Hampir satu bulan ini Jamhur, 69 dan istrinya, Rohimah, 64, sakit-sakitan. Rohimah merasakan badannya lemas dan pusing. Karena itu, tiap hari dia hanya tiduran di kamarnya. Sementara suaminya, Jamhur mengalami keluhan serupa. Namun, dia tetap memaksakan diri bekerja sebagai tambal ban di rumahnya.
Usaha itu merupakan satu-satunya sumber penghasilan bagi Jamhur. Karena itu, sebisa mungkin dia selalu membuka bengkelnya. Walaupun k kepalanya pusing. Sebab, jika tutup, maka pemasukan selama sehari itu bisa nihil. Keduanya sebenarnya sudah berobat ke dokter. Bahkan, sudah dua kali. Namun, sakit yang mereka rasakan tidak kunjung sembuh.
Maklum, sakit keduanya sebenarnya memang bukan berkaitan dengan fisik secara langsung.

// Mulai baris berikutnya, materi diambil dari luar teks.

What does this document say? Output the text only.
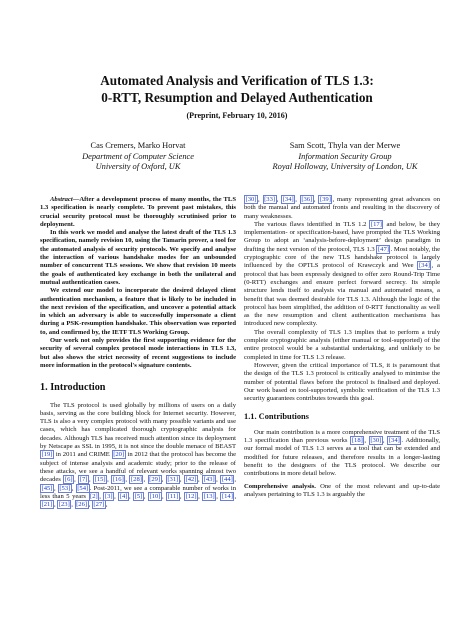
Automated Analysis and Verification of TLS 1.3:
0-RTT, Resumption and Delayed Authentication
(Preprint, February 10, 2016)
Cas Cremers, Marko Horvat
Department of Computer Science
University of Oxford, UK
Sam Scott, Thyla van der Merwe
Information Security Group
Royal Holloway, University of London, UK

Abstract—After a development process of many months, the TLS 1.3 specification is nearly complete. To prevent past mistakes, this crucial security protocol must be thoroughly scrutinised prior to deployment.

In this work we model and analyse the latest draft of the TLS 1.3 specification, namely revision 10, using the Tamarin prover, a tool for the automated analysis of security protocols. We specify and analyse the interaction of various handshake modes for an unbounded number of concurrent TLS sessions. We show that revision 10 meets the goals of authenticated key exchange in both the unilateral and mutual authentication cases.

We extend our model to incorporate the desired delayed client authentication mechanism, a feature that is likely to be included in the next revision of the specification, and uncover a potential attack in which an adversary is able to successfully impersonate a client during a PSK-resumption handshake. This observation was reported to, and confirmed by, the IETF TLS Working Group.

Our work not only provides the first supporting evidence for the security of several complex protocol mode interactions in TLS 1.3, but also shows the strict necessity of recent suggestions to include more information in the protocol's signature contents.

1. Introduction

The TLS protocol is used globally by millions of users on a daily basis, serving as the core building block for Internet security. However, TLS is also a very complex protocol with many possible variants and use cases, which has complicated thorough cryptographic analysis for decades. Although TLS has received much attention since its deployment by Netscape as SSL in 1995, it is not since the double menace of BEAST [19] in 2011 and CRIME [20] in 2012 that the protocol has become the subject of intense analysis and academic study; prior to the release of these attacks, we see a handful of relevant works spanning almost two decades [6] , [7] , [15] , [16] , [28] , [29] , [31] , [42] , [43] , [44] , [45] , [53] , [54] . Post-2011, we see a comparable number of works in less than 5 years [2] , [3] , [4] , [5] , [10] , [11] , [12] , [13] , [14] , [21] , [23] , [26] , [27] ,

[30] , [33] , [34] , [36] , [39] , many representing great advances on both the manual and automated fronts and resulting in the discovery of many weaknesses.

The various flaws identified in TLS 1.2 [17] and below, be they implementation- or specification-based, have prompted the TLS Working Group to adopt an ‘analysis-before-deployment’ design paradigm in drafting the next version of the protocol, TLS 1.3 [47] . Most notably, the cryptographic core of the new TLS handshake protocol is largely influenced by the OPTLS protocol of Krawczyk and Wee [34] , a protocol that has been expressly designed to offer zero Round-Trip Time (0-RTT) exchanges and ensure perfect forward secrecy. Its simple structure lends itself to analysis via manual and automated means, a benefit that was deemed desirable for TLS 1.3. Although the logic of the protocol has been simplified, the addition of 0-RTT functionality as well as the new resumption and client authentication mechanisms has introduced new complexity.

The overall complexity of TLS 1.3 implies that to perform a truly complete cryptographic analysis (either manual or tool-supported) of the entire protocol would be a substantial undertaking, and unlikely to be completed in time for TLS 1.3 release.

However, given the critical importance of TLS, it is paramount that the design of the TLS 1.3 protocol is critically analysed to minimise the number of potential flaws before the protocol is finalised and deployed. Our work based on tool-supported, symbolic verification of the TLS 1.3 security guarantees contributes towards this goal.

1.1. Contributions

Our main contribution is a more comprehensive treatment of the TLS 1.3 specification than previous works [18] , [30] , [34] . Additionally, our formal model of TLS 1.3 serves as a tool that can be extended and modified for future releases, and therefore results in a longer-lasting benefit to the designers of the TLS protocol. We describe our contributions in more detail below.

Comprehensive analysis. One of the most relevant and up-to-date analyses pertaining to TLS 1.3 is arguably the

Namun, lebih karena beban pikiran. “Sudah ke dokter sebenarnya. Bahkan sudah dua kali. Tapi tetap saja kayak gini,” tutur bapak dua anak ini, Minggu (22/5).

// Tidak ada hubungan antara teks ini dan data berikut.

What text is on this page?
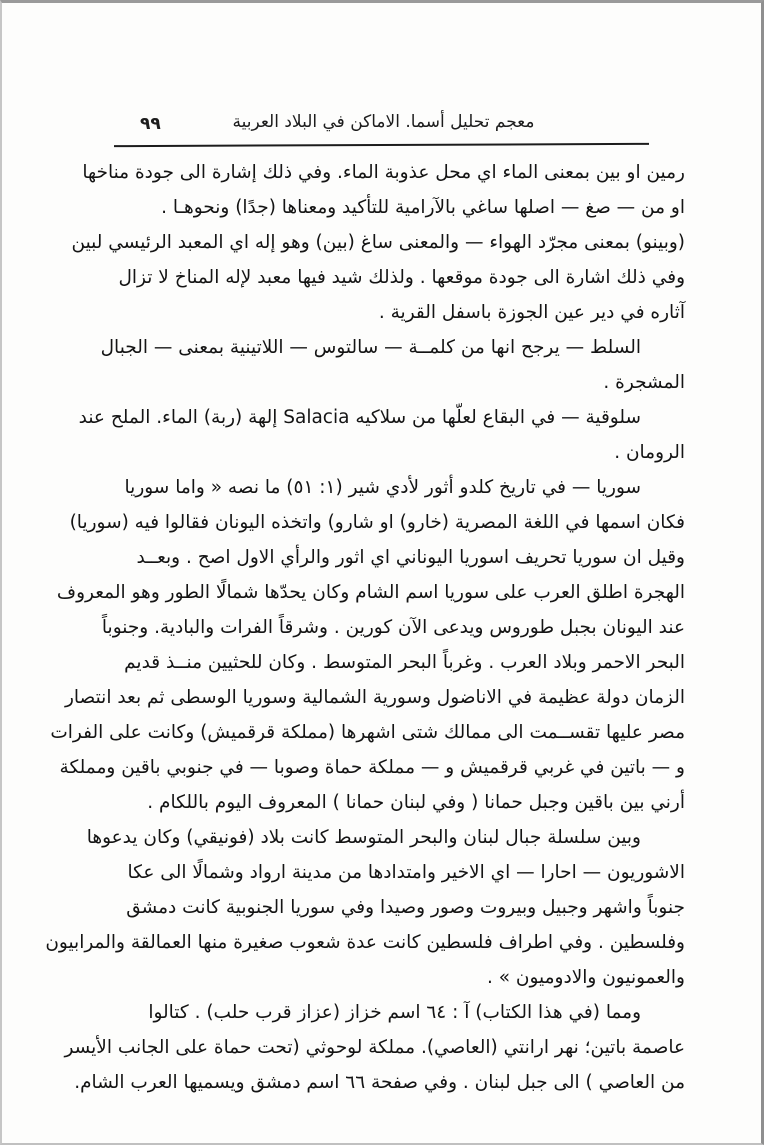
٩٩	معجم تحليل أسما. الاماكن في البلاد العربية
رمين او بين بمعنى الماء اي محل عذوبة الماء. وفي ذلك إشارة الى جودة مناخها
او من — صغ — اصلها ساغي بالآرامية للتأكيد ومعناها (جدًا) ونحوهـا .
(وبينو) بمعنى مجرّد الهواء — والمعنى ساغ (بين) وهو إله اي المعبد الرئيسي لبين
وفي ذلك اشارة الى جودة موقعها . ولذلك شيد فيها معبد لإله المناخ لا تزال
آثاره في دير عين الجوزة باسفل القرية .
السلط — يرجح انها من كلمــة — سالتوس — اللاتينية بمعنى — الجبال
المشجرة .
سلوقية — في البقاع لعلّها من سلاكيه Salacia إلهة (ربة) الماء. الملح عند
الرومان .
سوريا — في تاريخ كلدو أثور لأدي شير (١: ٥١) ما نصه « واما سوريا
فكان اسمها في اللغة المصرية (خارو) او شارو) واتخذه اليونان فقالوا فيه (سوريا)
وقيل ان سوريا تحريف اسوريا اليوناني اي اثور والرأي الاول اصح . وبعــد
الهجرة اطلق العرب على سوريا اسم الشام وكان يحدّها شمالًا الطور وهو المعروف
عند اليونان بجبل طوروس ويدعى الآن كورين . وشرقاً الفرات والبادية. وجنوباً
البحر الاحمر وبلاد العرب . وغرباً البحر المتوسط . وكان للحثيين منــذ قديم
الزمان دولة عظيمة في الاناضول وسورية الشمالية وسوريا الوسطى ثم بعد انتصار
مصر عليها تقســمت الى ممالك شتى اشهرها (مملكة قرقميش) وكانت على الفرات
و — باتين في غربي قرقميش و — مملكة حماة وصوبا — في جنوبي باقين ومملكة
أرني بين باقين وجبل حمانا ( وفي لبنان حمانا ) المعروف اليوم باللكام .
وبين سلسلة جبال لبنان والبحر المتوسط كانت بلاد (فونيقي) وكان يدعوها
الاشوريون — احارا — اي الاخير وامتدادها من مدينة ارواد وشمالًا الى عكا
جنوباً واشهر وجبيل وبيروت وصور وصيدا وفي سوريا الجنوبية كانت دمشق
وفلسطين . وفي اطراف فلسطين كانت عدة شعوب صغيرة منها العمالقة والمرابيون
والعمونيون والادوميون » .
ومما (في هذا الكتاب) آ : ٦٤ اسم خزاز (عزاز قرب حلب) . كتالوا
عاصمة باتين؛ نهر ارانتي (العاصي). مملكة لوحوثي (تحت حماة على الجانب الأيسر
من العاصي ) الى جبل لبنان . وفي صفحة ٦٦ اسم دمشق ويسميها العرب الشام.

Mereka mulai merasa lemas dan pusing setelah mendapat informasi bahwa keduanya tidak bisa menunaikan ibadah haji tahun ini. Penyebabnya, usia mereka tidak memenuhi syarat keberangkatan. Informasi itu mereka dapat pada pertengahan Ramadan dari KBIH tempat mereka mendaftar haji. Awalnya, mereka diberitahu bahwa tahun ini para calon jamaah haji (CJH) yang masuk kuota berangkat tahun 2020, bisa berangkat ke Makkah.
Sayangnya, mereka yang boleh berangkat hanya yang berusia 65 tahun. Tepatnya maksimal 65 tahun 0 bulan per tanggal 30 Juni 2022. Rohimah sendiri sebenarnya saat ini masih berusia 64 tahun. Namun, pada 30 Juni nanti usianya sudah lewat 65 tahun. Karena itu, baik dia juga suaminya sama-sama tidak bisa berangkat.
Padahal semua persyaratan keberangkatan ibadah haji sudah mereka penuhi. Termasuk bolak-balik tes kesehatan di puskesmas. Tentu saja, hanya usia yang tidak bisa mereka atur. “Sejak tahu dak bisa berangkat, saya sama istri kepikiran terus. Akhirnya kami sakit-sakitan kayak gini. Sudah hampir sebulan,” tuturnya.
Jamhur layak kepikiran. Sebab, penantiannya berangkat haji selama 11 tahun terakhir seolah sia-sia. Padahal, untuk bisa mendaftar haji, bagi mereka berdua bukan perkara mudah. Butuh perjuangan. Jamhur sedikit demi sedikit mengumpulkan uang dari usahanya membuka tambal ban. Setelah bertahun-tahun, baru uang terkumpul untuk mendaftar. Lantas, mereka berdua mendaftar haji pada awal Maret 2011.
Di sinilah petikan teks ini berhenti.